Dari Yogyakarta ada sekitar 517 orang dari 88 kepala keluarga yang
ikut, dan itu juga tidak berbarengan semua, karena penempatannya juga
beda-beda.
Kami naik kapal perang dari titik kumpul di Pelabuhan Merak untuk
menuju ke Pelabuhan Dumai, lamanya sekitar satu minggu kita di kapal,
lalu setelah sampai Dumai kami didistribusikan Dinas Transmigrasi ke
beberapa pondokan yang tersebar di beberapa wilayah.
Di desa inilah kami memulai kehidupan baru. Anak saya waktu itu baru ada dua dengan usia yang masih balita.
Dipondokan, kita diberikan penyuluhan untuk mengelola setengah hektar
tanah untuk tempat tinggal dan 2 Ha untuk garapan lahan sawit.
Selama tiga tahun kami dibina oleh KUD dan PT Sari Lembah Subur (anak usaha PT Astra Agro Lestari Tbk).
Selama masa penyuluhan apa yang bapak dapatkan untuk menghidupi keluarga?
Dari tahun 1988 sampai tahun 1991, tiga tahun masa penyuluhan, saya
menerima gaji dari pemerintah sebesar Rp 48.000 per kepala keluarga yang
diberikan KUD.
Kita juga dikasih beras dan ikan asin, selama tiga tahun itu juga
kita bekerja dan melakukan apa yang kita bisa lakukan terkait program
pemerintah.
Pada tahun keempat, setelah kondisi kebun dinyatakan SLS dan KUD
layak dan bisa digarap oleh transmigran, barulah yang dua hektar itu
digarap petani yang hasilnya dijual petani transmigran ke KUD kemudian
KUD menjualnya ke SLS.
Sistem perjanjian bagi hasilnya seperti apa?
Jadi kita itu masing-masing kepala keluarga ada plafon kreditnya
sebesar Rp 9.025.000 untuk menggarap lahan seluas 2 Ha yang harus
dilunasi selama 15 tahun ke PT Bank Negara Indonesia (Persero) yang
disalurkan melalui KUD.
Kita mulai penghitungan cicilan tahun 1991, dalam perjanjian tertulis
dari 100 persen hasil sawit, 30 persen dibayarkan petani ke pemerintah
untuk mencicil kredit dan 70 persen dikembalikan pada petani.

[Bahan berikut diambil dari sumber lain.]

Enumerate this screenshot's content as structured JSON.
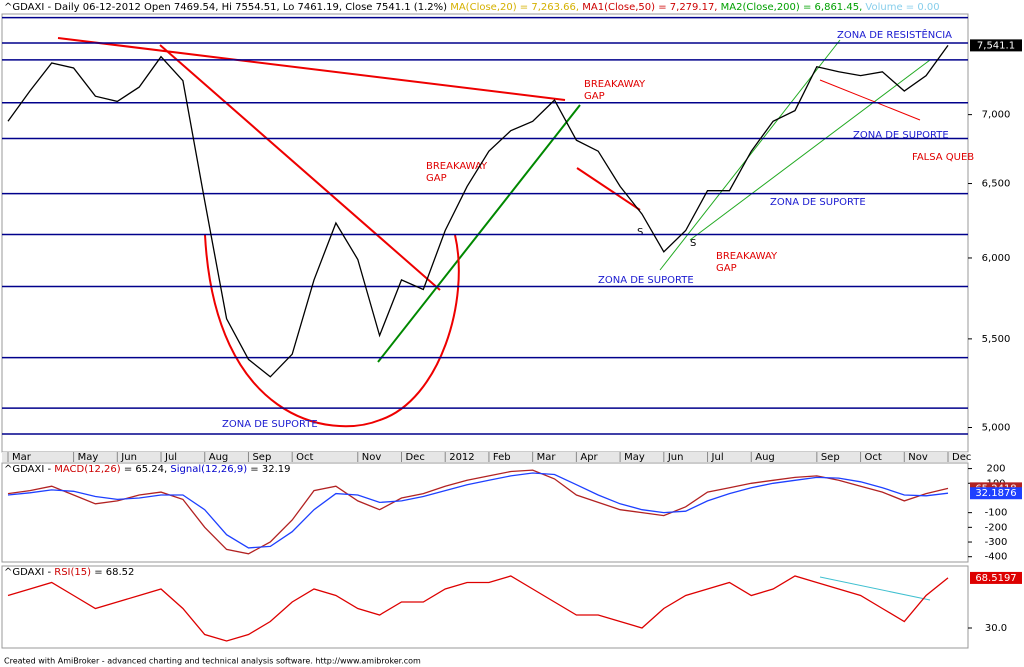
{
  "chart_data": [
    {
      "type": "line",
      "title_parts": [
        {
          "text": "^GDAXI - Daily 06-12-2012 Open 7469.54, Hi 7554.51, Lo 7461.19, Close 7541.1 (1.2%)",
          "color": "#000000"
        },
        {
          "text": " MA(Close,20) = 7,263.66,",
          "color": "#d4b000"
        },
        {
          "text": " MA1(Close,50) = 7,279.17,",
          "color": "#cc0000"
        },
        {
          "text": " MA2(Close,200) = 6,861.45,",
          "color": "#00a000"
        },
        {
          "text": " Volume = 0.00",
          "color": "#87ceeb"
        }
      ],
      "categories": [
        "Mar",
        null,
        null,
        "May",
        null,
        "Jun",
        null,
        "Jul",
        null,
        "Aug",
        null,
        "Sep",
        null,
        "Oct",
        null,
        null,
        "Nov",
        null,
        "Dec",
        null,
        "2012",
        null,
        "Feb",
        null,
        "Mar",
        null,
        "Apr",
        null,
        "May",
        null,
        "Jun",
        null,
        "Jul",
        null,
        "Aug",
        null,
        null,
        "Sep",
        null,
        "Oct",
        null,
        "Nov",
        null,
        "Dec"
      ],
      "series": [
        {
          "color": "#000000",
          "values": [
            6950,
            7180,
            7400,
            7360,
            7140,
            7100,
            7210,
            7450,
            7260,
            6380,
            5620,
            5380,
            5280,
            5410,
            5860,
            6230,
            5990,
            5520,
            5860,
            5800,
            6180,
            6480,
            6730,
            6880,
            6950,
            7110,
            6810,
            6730,
            6480,
            6290,
            6040,
            6180,
            6450,
            6450,
            6730,
            6950,
            7030,
            7370,
            7330,
            7300,
            7330,
            7180,
            7300,
            7541.1
          ]
        }
      ],
      "ylim": [
        4870,
        7800
      ],
      "log": true,
      "yticks": [
        {
          "value": 5000,
          "label": "5,000"
        },
        {
          "value": 5500,
          "label": "5,500"
        },
        {
          "value": 6000,
          "label": "6,000"
        },
        {
          "value": 6500,
          "label": "6,500"
        },
        {
          "value": 7000,
          "label": "7,000"
        }
      ],
      "last_label": "7,541.1",
      "levels": [
        7770,
        7561,
        7425,
        7090,
        6823,
        6430,
        6153,
        5819,
        5390,
        5105,
        4965
      ],
      "level_color": "#00008b",
      "annotations": [
        "ZONA DE RESISTÊNCIA",
        "ZONA DE SUPORTE",
        "ZONA DE SUPORTE",
        "ZONA DE SUPORTE",
        "ZONA DE SUPORTE",
        "BREAKAWAY",
        "GAP",
        "BREAKAWAY",
        "GAP",
        "BREAKAWAY",
        "GAP",
        "FALSA QUEB",
        "S",
        "S"
      ]
    },
    {
      "type": "line",
      "title_parts": [
        {
          "text": "^GDAXI - ",
          "color": "#000000"
        },
        {
          "text": "MACD(12,26)",
          "color": "#cc0000"
        },
        {
          "text": " = 65.24, ",
          "color": "#000000"
        },
        {
          "text": "Signal(12,26,9)",
          "color": "#0000cc"
        },
        {
          "text": " = 32.19",
          "color": "#000000"
        }
      ],
      "series": [
        {
          "color": "#b22222",
          "values": [
            30,
            50,
            80,
            20,
            -40,
            -20,
            20,
            40,
            -10,
            -200,
            -350,
            -380,
            -300,
            -150,
            50,
            80,
            -20,
            -80,
            0,
            30,
            80,
            120,
            150,
            180,
            190,
            130,
            20,
            -30,
            -80,
            -100,
            -120,
            -60,
            40,
            70,
            100,
            120,
            140,
            150,
            120,
            80,
            40,
            -20,
            30,
            65.2418
          ]
        },
        {
          "color": "#1e40ff",
          "values": [
            20,
            35,
            55,
            45,
            10,
            -10,
            0,
            20,
            20,
            -80,
            -250,
            -340,
            -330,
            -230,
            -80,
            30,
            20,
            -30,
            -20,
            10,
            50,
            90,
            120,
            150,
            170,
            160,
            90,
            20,
            -40,
            -80,
            -100,
            -90,
            -20,
            30,
            70,
            100,
            120,
            140,
            135,
            110,
            70,
            20,
            15,
            32.1876
          ]
        }
      ],
      "ylim": [
        -436,
        238
      ],
      "yticks": [
        200,
        100,
        -100,
        -200,
        -300,
        -400
      ]
    },
    {
      "type": "line",
      "title_parts": [
        {
          "text": "^GDAXI - ",
          "color": "#000000"
        },
        {
          "text": "RSI(15)",
          "color": "#cc0000"
        },
        {
          "text": " = 68.52",
          "color": "#000000"
        }
      ],
      "series": [
        {
          "color": "#dd0000",
          "values": [
            55,
            60,
            65,
            55,
            45,
            50,
            55,
            60,
            45,
            25,
            20,
            25,
            35,
            50,
            60,
            55,
            45,
            40,
            50,
            50,
            60,
            65,
            65,
            70,
            60,
            50,
            40,
            40,
            35,
            30,
            45,
            55,
            60,
            65,
            55,
            60,
            70,
            65,
            60,
            55,
            45,
            35,
            55,
            68.5197
          ]
        }
      ],
      "ylim": [
        14.6,
        77.7
      ],
      "yticks": [
        {
          "value": 30,
          "label": "30.0"
        }
      ]
    }
  ],
  "footer": "Created with AmiBroker - advanced charting and technical analysis software. http://www.amibroker.com"
}
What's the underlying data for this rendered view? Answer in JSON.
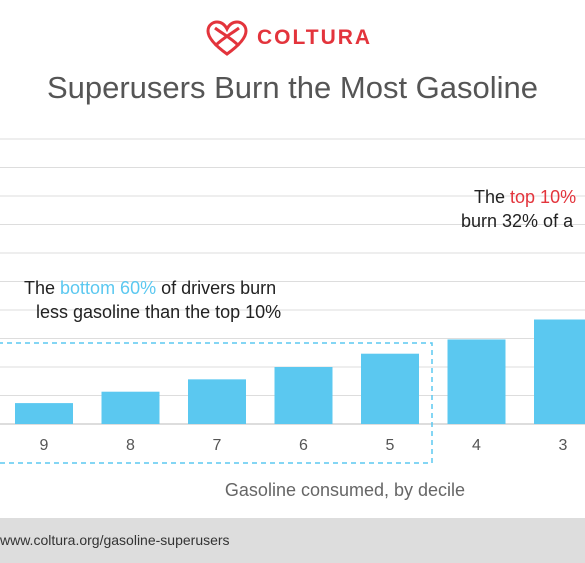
{
  "brand": {
    "name": "COLTURA",
    "color": "#e3343c"
  },
  "chart_data": {
    "type": "bar",
    "title": "Superusers Burn the Most Gasoline",
    "xlabel": "Gasoline consumed, by decile",
    "ylabel": "",
    "categories": [
      "9",
      "8",
      "7",
      "6",
      "5",
      "4",
      "3"
    ],
    "values": [
      2.2,
      3.4,
      4.7,
      6.0,
      7.4,
      8.9,
      11.0
    ],
    "ylim": [
      0,
      30
    ],
    "grid": true,
    "bar_color": "#5bc8f0",
    "annotations": [
      {
        "name": "bottom-60",
        "before": "The ",
        "highlight": "bottom 60%",
        "after": " of drivers burn",
        "line2": "less gasoline than the top 10%",
        "highlight_color": "#5bc8f0"
      },
      {
        "name": "top-10",
        "before": "The ",
        "highlight": "top 10%",
        "after": "",
        "line2": "burn 32% of a",
        "highlight_color": "#e3343c"
      }
    ]
  },
  "footer": {
    "url": "www.coltura.org/gasoline-superusers"
  }
}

Pada tahun ke empat tepatnya tahun 1992, pemerintah melakukan
konversi penyerahan lahan dua hektar kebun sawit kepada masing-masing
petani transmigran, sehingga para petani secara penuh bisa mengelola
kebunnya sendiri.
Dan seiring berjalannya waktu ternyata kita bisa melunasinya hanya
dalam waktu enam tahun dan lahan dua hektar itu menjadi milik kita.
Iwan Supriyatna Rachmat Samekto, salah satu transmigran sawit era Soeharto
Pernah mencicip masa jaya setelah bisa mengelola sawit sendiri?
Penghasilan sawit tertinggi waktu krisis moneter tahun 1998.
Saat itu dollar kan naik sehingga harga sawit juga ikut naik,
transmigran sawit pada saat itu kalau belanja ke kota tidak pakai
dompet, tapi pakai kantong plastik atau dikantongi begitu saja uangnya.
Sebelum krisis paling kami bisa dapat keuntungan Rp 400.000 penjualan
sawit ke KUD, tapi waktu krisis kita bisa dapat Rp 10 juta.
Yang membuat kami sukses begini ya karena Pak Harto.
Sampai saat ini masih ada sekitar 60 persen transmigran yang bertahan
di Riau, ada untungnya juga transmigran pulang ke kampung halaman
saingan kita berkurang.
Kalau transmigran pulang ke kampung halamannya, lalu lahan yang ditinggalkan bagaimana?
Lahan yang ditinggalkan biasanya dijual ke petani-petani yang mau.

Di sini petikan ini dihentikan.